New regulatory risks originating from the financial services sector can cause a significant influence on the value of fintech mergers and acquisitions. Bearing this in mind, on June 6, U.S federal banking regulators put forth their final guidance on managing risks associated with third-party relationships.
The issued interagency guidance gives supervised banking organizations a broad range of risk-based principles to detect, assess, track, and manage risks related to the life cycle of third-party relationships. The aim is ensuring smooth operation in accordance with laws and legal regulations.
The guidance points out the increasing risks for banks in relation to their novel partnerships with fintech companies and new deal structures. Although the guidance isn’t legally binding, banks are implicitly encouraged to adopt the principles it provides. Essentially, its authority extends not only to traditional banking institutions, but also to fintech firms providing goods or services to these institutions.
The guidance might have a significant effect on the contractual framework and therefore on the valuation of the deal if the target company in a transaction already has a third-party relationship with a bank. Legal professionals specializing in such transactions should be informed about the guidance and its potential implications on their agreements to ensure that contractual risks are allocated effectively.

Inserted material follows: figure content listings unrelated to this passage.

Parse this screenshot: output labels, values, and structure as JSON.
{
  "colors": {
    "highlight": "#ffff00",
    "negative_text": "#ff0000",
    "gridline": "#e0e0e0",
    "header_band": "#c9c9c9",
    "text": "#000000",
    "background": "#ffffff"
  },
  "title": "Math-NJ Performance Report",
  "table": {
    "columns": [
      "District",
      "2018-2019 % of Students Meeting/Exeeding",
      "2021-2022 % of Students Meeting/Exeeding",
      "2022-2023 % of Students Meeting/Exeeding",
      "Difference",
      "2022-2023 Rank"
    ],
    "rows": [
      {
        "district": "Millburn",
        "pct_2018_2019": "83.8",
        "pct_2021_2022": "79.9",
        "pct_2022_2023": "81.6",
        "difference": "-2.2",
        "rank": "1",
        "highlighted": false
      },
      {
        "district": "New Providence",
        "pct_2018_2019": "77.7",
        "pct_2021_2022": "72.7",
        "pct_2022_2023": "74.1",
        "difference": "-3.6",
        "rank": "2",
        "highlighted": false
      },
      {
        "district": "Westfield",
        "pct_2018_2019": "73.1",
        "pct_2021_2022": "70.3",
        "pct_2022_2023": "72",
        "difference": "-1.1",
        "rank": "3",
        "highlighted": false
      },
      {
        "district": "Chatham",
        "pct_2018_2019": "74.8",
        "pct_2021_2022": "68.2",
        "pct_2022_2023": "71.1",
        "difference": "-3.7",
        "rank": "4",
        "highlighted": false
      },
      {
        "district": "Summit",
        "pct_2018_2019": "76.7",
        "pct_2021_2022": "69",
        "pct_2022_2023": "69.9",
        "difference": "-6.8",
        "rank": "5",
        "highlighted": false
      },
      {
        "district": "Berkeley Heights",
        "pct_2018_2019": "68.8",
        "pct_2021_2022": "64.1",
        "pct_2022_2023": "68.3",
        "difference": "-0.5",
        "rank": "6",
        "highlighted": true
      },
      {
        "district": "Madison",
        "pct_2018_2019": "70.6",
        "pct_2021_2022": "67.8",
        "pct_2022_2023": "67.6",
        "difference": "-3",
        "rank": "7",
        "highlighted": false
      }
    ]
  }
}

The guidance underscores that a bank’s obligation to ensure sound third-party risk management practices is an ongoing effort that requires a careful assessment of relationships. Tailoring practices based on a bank’s size, complexity, and risk profile is crucial, especially when the nature of the third-party relationship involves higher-risk activities and thus demands more comprehensive management and oversight.
Lawyers involved in the deals need to understand the nuances of each arrangement between a target and a bank to thoroughly assess potential risks throughout the relationship life cycle. It’s imperative they advise their clients on how potential risks could affect the deal’s value.
Risks involved in deals that could impact a target company’s performance include potential divestment from the target company to mitigate risks, modifications to contractual agreements in line with the bank’s continuous risk assessment policies, increased costs to maintain the relationship, restrictions on subcontractor relationships, and minimizing operational flexibility to maintain relationships with banks.
To address these risks, certain measures can be taken such as creating an inventory of all third-party relationships the target company has with a banking organization, determining high-risk activities, identifying arrangements granting target access to banking systems and customer data, and creating a risk metric that gauges the value at risk from the relationships with banks.
Deal lawyers have numerous tools at their disposal to alleviate these risks and turn them into value-creating opportunities. A profound understanding of regulatory risks is key when structuring fintech deals.
The new guidance introduces additional layers of potential risks that might lead to banks reconsidering their third-party risk management practices. Consequently, companies with substantial third-party relationships with banks might face risks that could impact their overall performance.
To manage these risks, deal lawyers need to adopt meticulous strategies during the diligence process. Applying tools such as representations and warranties, closing conditions, and earnout provisions can aid in risk distribution between parties.
The complex and evolving regulatory landscape brings along uncertainty in fintech deals. However, this also creates a chance for transactional lawyers to use foresight, judgment, and creativity to engineer innovative deal structures that mitigate risks and maximize value for their clients.